4, Foregate Street is a Grade II listed building in the Worcester local planning authority area, England. First listed on 8 March 1974. Cart-shed, granary. 2 related planning applications.
4, Foregate Street
- WRENN ID
- secret-rotunda-storm
- Grade
- II
- Local Planning Authority
- Worcester
- Country
- England
- Date first listed
- 8 March 1974
- Type
- Cart-shed, granary
- Source
- Historic England listing
Description
This is a mid-to-late 18th-century terraced house, subsequently used as a shop and offices, with later additions and alterations including a shopfront dating to circa 1900. The front is constructed of dark red brick in a Flemish bond pattern, with ashlar dressings and a plain clay tile roof. A brick stack at the left end has an overhanging detail and decorative pots.
The building’s plan incorporates a three-storey front block of single-depth, a two-storey rear left wing with a porch in the angle, and a taller two-storey wing to the right, containing a throughway that runs parallel to the front and encloses a rear courtyard.

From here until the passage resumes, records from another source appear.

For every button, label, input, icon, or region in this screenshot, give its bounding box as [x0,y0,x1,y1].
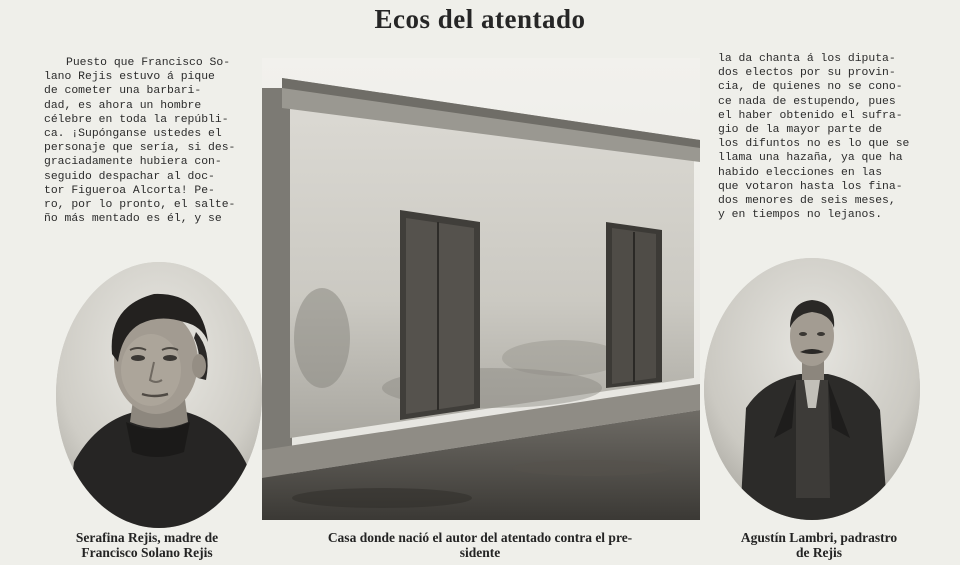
article-line: ca. ¡Supónganse ustedes el [44,128,222,141]
article-line: el haber obtenido el sufra- [718,109,903,122]
article-line: dos electos por su provin- [718,67,896,80]
caption-center-line2: sidente [459,545,501,560]
article-line: tor Figueroa Alcorta! Pe- [44,184,215,197]
article-line: Puesto que Francisco So- [66,57,231,69]
article-line: célebre en toda la repúbli- [44,113,229,126]
article-line: seguido despachar al doc- [44,170,215,183]
caption-center [262,530,698,560]
caption-left-line1: Serafina Rejis, madre de [75,530,219,545]
page-title: Ecos del atentado [374,4,586,34]
article-line: dad, es ahora un hombre [44,99,202,112]
article-right-column [718,52,923,222]
portrait-agustin-lambri [704,258,920,520]
article-line: ce nada de estupendo, pues [718,95,896,108]
article-line: gio de la mayor parte de [718,124,883,137]
article-left-column [44,56,247,226]
portrait-serafina-rejis [56,262,262,528]
article-line: habido elecciones en las [718,166,883,179]
article-line: personaje que sería, si des- [44,142,236,155]
caption-right [712,530,926,560]
article-line: ro, por lo pronto, el salte- [44,199,236,212]
article-line: y en tiempos no lejanos. [718,209,883,222]
article-line: que votaron hasta los fina- [718,180,903,193]
caption-left [42,530,252,560]
caption-left-line2: Francisco Solano Rejis [81,545,213,560]
article-line: dos menores de seis meses, [718,195,896,208]
article-line: de cometer una barbari- [44,85,202,98]
article-line: los difuntos no es lo que se [718,138,910,151]
article-line: lano Rejis estuvo á pique [44,71,215,84]
article-line: llama una hazaña, ya que ha [718,152,903,165]
article-line: graciadamente hubiera con- [44,156,222,169]
caption-right-line1: Agustín Lambri, padrastro [740,530,898,545]
article-line: cia, de quienes no se cono- [718,81,903,94]
caption-right-line2: de Rejis [795,545,843,560]
article-line: ño más mentado es él, y se [44,213,222,226]
house-photograph [262,58,700,520]
caption-center-line1: Casa donde nació el autor del atentado contra el pre- [327,530,633,545]
article-line: la da chanta á los diputa- [718,53,896,65]
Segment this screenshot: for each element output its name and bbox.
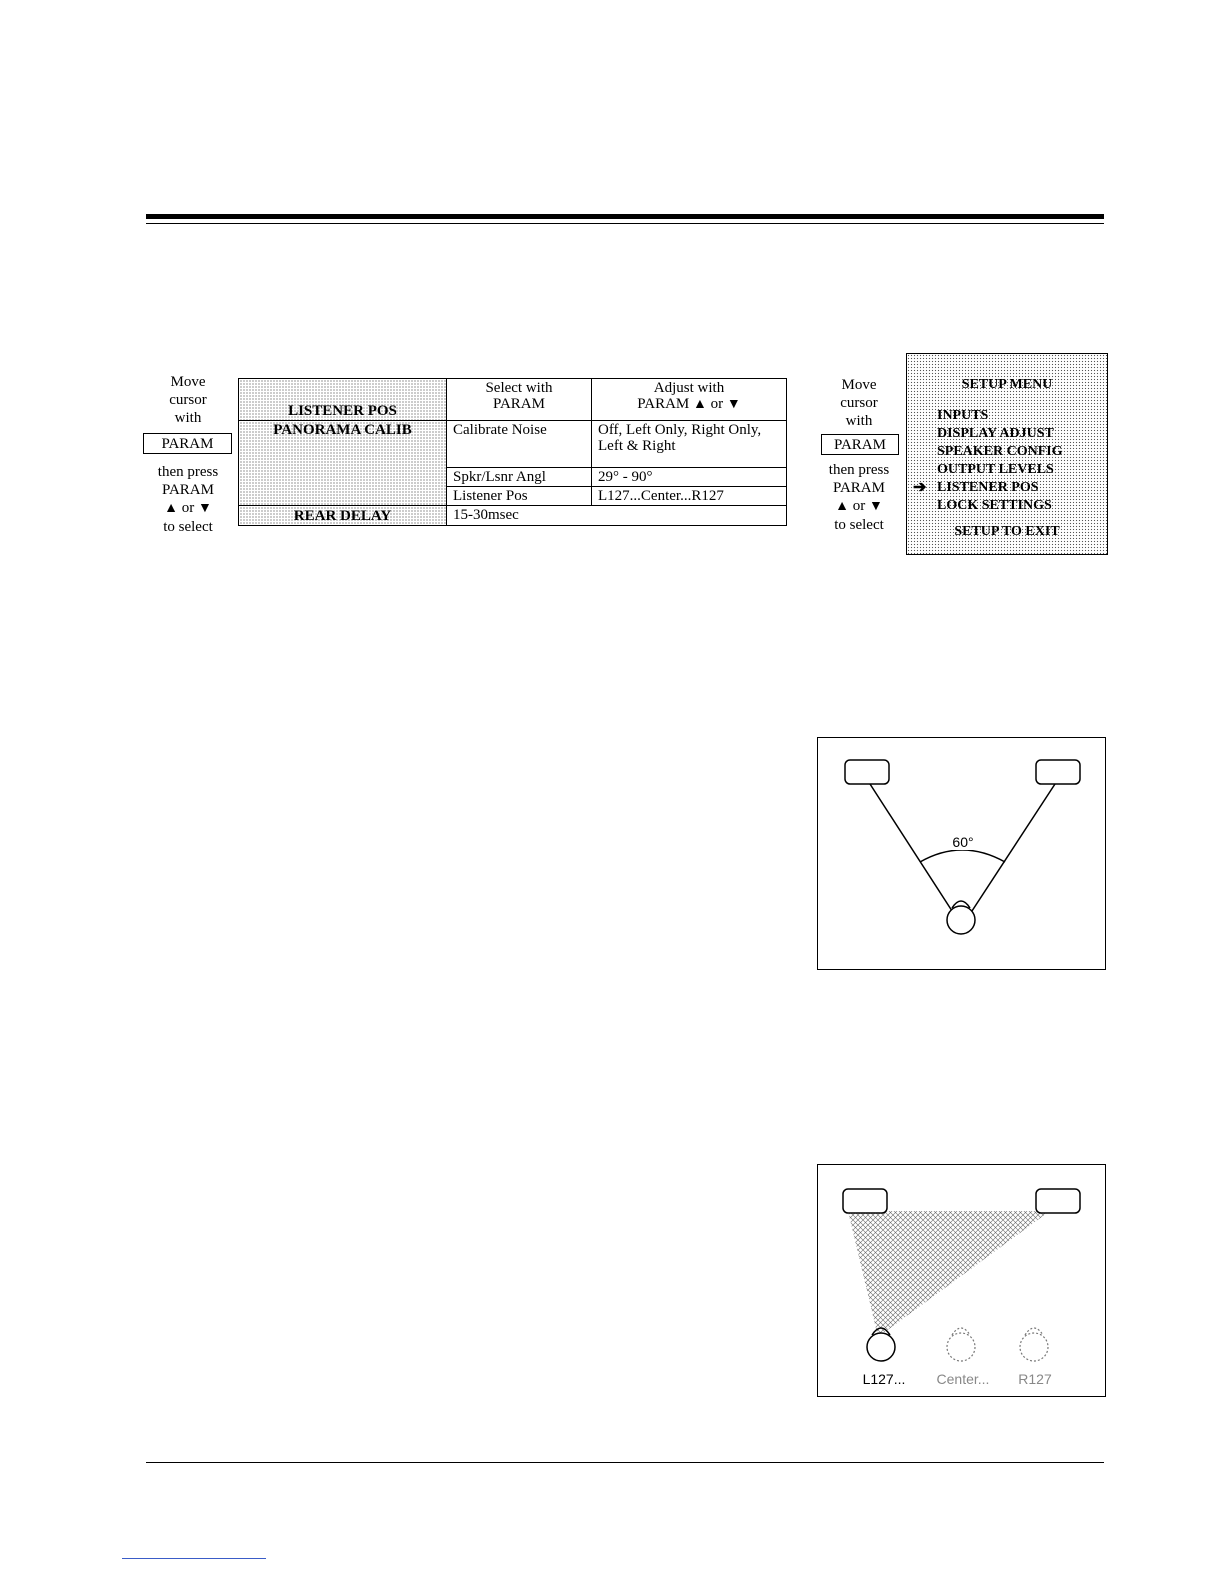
right-instr-line6: to select: [834, 517, 884, 533]
setup-menu-item-selected: LISTENER POS: [937, 480, 1039, 495]
left-instr-line5: PARAM: [162, 482, 214, 498]
listener-center-icon: [947, 1333, 975, 1361]
menu-param-cell: Spkr/Lsnr Angl: [447, 468, 592, 487]
select-with-line2: PARAM: [493, 396, 545, 412]
header-rule-thin: [146, 223, 1104, 224]
angle-label: 60°: [947, 834, 979, 850]
left-instr-line2: cursor: [169, 392, 207, 408]
left-instr-or: or: [181, 500, 195, 516]
right-instructions-lower: [815, 461, 903, 534]
setup-menu-footer: SETUP TO EXIT: [954, 524, 1060, 539]
position-label-left: L127...: [862, 1371, 906, 1387]
listener-right-icon: [1020, 1333, 1048, 1361]
setup-menu-item: SPEAKER CONFIG: [937, 444, 1063, 459]
select-with-header: [447, 379, 592, 421]
arrow-up-icon: ▲: [693, 397, 707, 412]
right-instr-or: or: [852, 498, 866, 514]
adjust-with-param: PARAM: [637, 396, 690, 412]
menu-value-cell: Off, Left Only, Right Only, Left & Right: [592, 421, 787, 468]
right-instr-line2: cursor: [840, 395, 878, 411]
rear-delay-value: 15-30msec: [447, 506, 787, 526]
listener-head-icon: [947, 906, 975, 934]
adjust-with-line1: Adjust with: [653, 380, 725, 396]
right-speaker-icon: [1036, 1189, 1080, 1213]
footer-rule: [146, 1462, 1104, 1463]
speaker-angle-diagram: [818, 738, 1107, 971]
sound-field-area: [848, 1211, 1050, 1337]
setup-menu-item: DISPLAY ADJUST: [937, 426, 1054, 441]
arrow-up-icon: ▲: [164, 501, 178, 516]
left-sight-line: [870, 784, 954, 914]
select-with-line1: Select with: [485, 380, 553, 396]
left-instr-line4: then press: [157, 464, 219, 480]
right-instructions: [815, 376, 903, 430]
right-instr-line1: Move: [841, 377, 877, 393]
setup-menu-list: [937, 407, 1063, 515]
menu-value-cell: L127...Center...R127: [592, 487, 787, 506]
arrow-down-icon: ▼: [869, 499, 883, 514]
left-speaker-icon: [845, 760, 889, 784]
left-param-key: PARAM: [143, 433, 232, 454]
speaker-angle-figure: [817, 737, 1106, 970]
cursor-arrow-icon: ➔: [913, 479, 927, 496]
arrow-up-icon: ▲: [835, 499, 849, 514]
right-param-key: PARAM: [821, 434, 899, 455]
adjust-with-or: or: [710, 396, 724, 412]
header-rule-thick: [146, 214, 1104, 219]
setup-menu-item: OUTPUT LEVELS: [937, 462, 1054, 477]
left-instr-arrows: [140, 499, 236, 518]
adjust-with-header: [592, 379, 787, 421]
panorama-calib-label: PANORAMA CALIB: [239, 421, 447, 506]
setup-menu-title: SETUP MENU: [961, 377, 1053, 392]
left-instructions: [140, 373, 236, 427]
right-instr-line4: then press: [828, 462, 890, 478]
menu-param-cell: Calibrate Noise: [447, 421, 592, 468]
menu-param-cell: Listener Pos: [447, 487, 592, 506]
arrow-down-icon: ▼: [726, 397, 741, 412]
arrow-down-icon: ▼: [198, 501, 212, 516]
listener-pos-menu-table: [238, 378, 787, 526]
adjust-with-line2: [598, 396, 780, 413]
listener-position-diagram: [818, 1165, 1107, 1398]
position-label-right: R127: [1018, 1371, 1052, 1387]
listener-pos-header: LISTENER POS: [239, 379, 447, 421]
left-instructions-lower: [140, 463, 236, 536]
right-sight-line: [970, 784, 1055, 914]
angle-arc: [920, 850, 1005, 862]
listener-left-icon: [867, 1333, 895, 1361]
menu-value-cell: 29° - 90°: [592, 468, 787, 487]
left-instr-line1: Move: [170, 374, 206, 390]
right-speaker-icon: [1036, 760, 1080, 784]
setup-menu-display: [906, 353, 1108, 555]
footer-link-underline: [122, 1558, 266, 1559]
rear-delay-label: REAR DELAY: [239, 506, 447, 526]
left-speaker-icon: [843, 1189, 887, 1213]
setup-menu-item: LOCK SETTINGS: [937, 498, 1052, 513]
right-instr-line3: with: [845, 413, 873, 429]
left-instr-line6: to select: [163, 519, 213, 535]
listener-position-figure: [817, 1164, 1106, 1397]
right-instr-line5: PARAM: [833, 480, 885, 496]
setup-menu-item: INPUTS: [937, 408, 989, 423]
right-instr-arrows: [815, 497, 903, 516]
position-label-center: Center...: [936, 1371, 990, 1387]
left-instr-line3: with: [174, 410, 202, 426]
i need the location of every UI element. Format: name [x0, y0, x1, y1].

The front elevation has three first-floor windows and stucco detailing, including a shopfront at ground level, a frieze, and a cornice. The first and second floors have unequally hung 1/1 sash windows in plain reveals, set beneath segmental arches with raised keystones. Sills are present to the second-floor windows. The shopfront is of tripartite Neo-Baroque design, featuring two entrances (the left-hand one now glazed) with tooled, eared architraves, interrupted by stepped keystones and open segmental pediments containing cartouches. A fanlight sits above the entrance on the right. The central, segmental-arched window has Gibbs-style jambs with egg-and-dart and modillion moulding to the arch soffit, interrupted by a stepped keystone, which raises to support a continuous cornice bowed to the centre. Carved cartouches and fronds are below the bow, and the tripartite window incorporates turned timber mullions and transom, with a renewed panelled stall riser. A tiled passage on the right leads to the rear, with a part-glazed door and sidelights serving the shop; a further round arched opening to the left accesses the upper floors. The rear of No. 4 retains cambered arch openings. The two-storey service range to the rear left has early 19th-century 10/10 and 8/8 sash windows, while the ground floor features three later 19th-century 2/1 sashes with etched glass. A four-panel door with a moulded surround and keystone inscribed "F. C. & Co." is also present. The mid-19th-century block has horned plate-glass sashes.
The interior was not inspected, but it was noted that a panelled beam supported on corbel brackets has been retained.
The building forms a group with numbers 2-6 and 63-66.